Brian Crawford ingenuously said “We did not expect to have encountered the sort of criticism we have seen thus far” and claimed that PRISM was “a way to have a very productive dialogue.” ...

There are two long pieces you must read in the original. I can’t do justice to either one in a summary. Those two pieces will conclude this sad story as well as anything. PRISM is a stunt—an underhanded stunt that may have been predictable. I believe it’s a stunt that will backfire badly. I hope it will have the effect of alerting scholars and librarians to the sheer deviousness of some (certainly not all) scholarly publishers and to the need for reform within the scholarly communication system.
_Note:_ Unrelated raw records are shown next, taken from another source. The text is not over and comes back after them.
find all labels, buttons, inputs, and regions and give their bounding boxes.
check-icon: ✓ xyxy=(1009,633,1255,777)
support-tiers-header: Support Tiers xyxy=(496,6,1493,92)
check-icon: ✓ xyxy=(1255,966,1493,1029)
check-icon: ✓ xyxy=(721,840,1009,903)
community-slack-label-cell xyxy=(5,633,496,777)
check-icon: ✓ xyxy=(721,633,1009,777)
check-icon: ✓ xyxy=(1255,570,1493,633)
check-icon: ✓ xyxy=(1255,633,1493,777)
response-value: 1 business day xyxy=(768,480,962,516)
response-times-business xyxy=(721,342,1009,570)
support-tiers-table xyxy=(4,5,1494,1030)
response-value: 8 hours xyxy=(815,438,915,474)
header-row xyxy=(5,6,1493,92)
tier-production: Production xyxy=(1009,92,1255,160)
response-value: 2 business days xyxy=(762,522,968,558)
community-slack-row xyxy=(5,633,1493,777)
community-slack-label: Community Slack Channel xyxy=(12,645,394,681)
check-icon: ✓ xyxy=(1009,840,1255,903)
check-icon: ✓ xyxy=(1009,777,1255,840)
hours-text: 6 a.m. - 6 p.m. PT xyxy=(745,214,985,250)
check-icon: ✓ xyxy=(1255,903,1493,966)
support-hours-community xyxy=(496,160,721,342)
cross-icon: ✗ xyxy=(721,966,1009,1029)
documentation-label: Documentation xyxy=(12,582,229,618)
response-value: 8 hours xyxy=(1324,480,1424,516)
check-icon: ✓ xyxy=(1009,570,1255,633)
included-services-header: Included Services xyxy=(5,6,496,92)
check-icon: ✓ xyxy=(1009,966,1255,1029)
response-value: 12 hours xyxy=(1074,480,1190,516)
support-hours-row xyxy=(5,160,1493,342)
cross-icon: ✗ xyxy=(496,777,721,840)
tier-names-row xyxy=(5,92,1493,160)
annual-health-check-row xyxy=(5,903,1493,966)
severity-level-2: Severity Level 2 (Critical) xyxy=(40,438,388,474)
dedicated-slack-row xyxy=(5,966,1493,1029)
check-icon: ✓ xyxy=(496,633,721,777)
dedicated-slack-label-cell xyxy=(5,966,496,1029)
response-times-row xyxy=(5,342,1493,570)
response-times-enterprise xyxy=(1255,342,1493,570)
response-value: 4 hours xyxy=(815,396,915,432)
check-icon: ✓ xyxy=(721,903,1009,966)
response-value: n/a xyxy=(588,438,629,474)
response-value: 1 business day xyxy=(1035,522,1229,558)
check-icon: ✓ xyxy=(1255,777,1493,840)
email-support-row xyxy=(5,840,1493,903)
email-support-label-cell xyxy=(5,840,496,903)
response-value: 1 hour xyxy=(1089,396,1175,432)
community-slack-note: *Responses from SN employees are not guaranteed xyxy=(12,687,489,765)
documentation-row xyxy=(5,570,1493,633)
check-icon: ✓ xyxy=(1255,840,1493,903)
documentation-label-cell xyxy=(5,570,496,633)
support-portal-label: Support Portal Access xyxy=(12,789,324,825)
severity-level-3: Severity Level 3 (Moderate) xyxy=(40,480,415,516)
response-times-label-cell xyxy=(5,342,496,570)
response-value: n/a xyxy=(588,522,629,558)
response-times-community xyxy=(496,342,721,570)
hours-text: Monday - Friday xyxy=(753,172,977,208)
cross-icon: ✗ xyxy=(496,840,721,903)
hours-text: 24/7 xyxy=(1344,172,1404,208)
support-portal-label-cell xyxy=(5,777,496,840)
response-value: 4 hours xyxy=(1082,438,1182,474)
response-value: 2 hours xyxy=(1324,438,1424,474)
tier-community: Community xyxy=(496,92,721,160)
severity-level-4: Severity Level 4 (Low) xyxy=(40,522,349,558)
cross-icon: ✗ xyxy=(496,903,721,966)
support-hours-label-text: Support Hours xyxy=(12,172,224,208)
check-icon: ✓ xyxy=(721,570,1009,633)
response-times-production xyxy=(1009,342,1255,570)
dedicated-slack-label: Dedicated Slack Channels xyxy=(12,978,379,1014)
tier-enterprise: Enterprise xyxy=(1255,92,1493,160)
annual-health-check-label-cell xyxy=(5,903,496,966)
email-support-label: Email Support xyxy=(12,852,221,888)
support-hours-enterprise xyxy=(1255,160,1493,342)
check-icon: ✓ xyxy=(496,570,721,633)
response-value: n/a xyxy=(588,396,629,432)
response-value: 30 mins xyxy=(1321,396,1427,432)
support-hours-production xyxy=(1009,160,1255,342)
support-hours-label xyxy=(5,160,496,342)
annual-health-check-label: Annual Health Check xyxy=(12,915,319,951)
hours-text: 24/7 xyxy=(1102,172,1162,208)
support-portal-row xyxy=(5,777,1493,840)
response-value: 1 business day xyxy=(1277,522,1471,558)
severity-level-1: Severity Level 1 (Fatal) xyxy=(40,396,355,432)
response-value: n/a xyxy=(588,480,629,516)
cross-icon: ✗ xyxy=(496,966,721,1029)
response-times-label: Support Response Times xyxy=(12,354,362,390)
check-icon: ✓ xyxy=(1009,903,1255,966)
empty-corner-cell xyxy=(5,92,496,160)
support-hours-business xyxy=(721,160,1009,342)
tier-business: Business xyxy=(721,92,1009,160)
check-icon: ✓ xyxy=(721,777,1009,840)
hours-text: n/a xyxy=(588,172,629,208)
Open access may not be all of that reform, but it’s a significant part of it.

That said, go readWatch your language” by Alma Swan, posted September 4, 2007 at OptimalScholarship, an impassioned commentary by one who finds herself “very sad and, secondarily, disappointed.” After that, read Issue 113 of the SPARC Open Access Newsletter. The prime essay, “Will open access undermine peer review?” runs 12 single-spaced pages and offers well-documented, detailed discussion of the strawman that PRISM and other anti-OA forces keep raising again and again and again.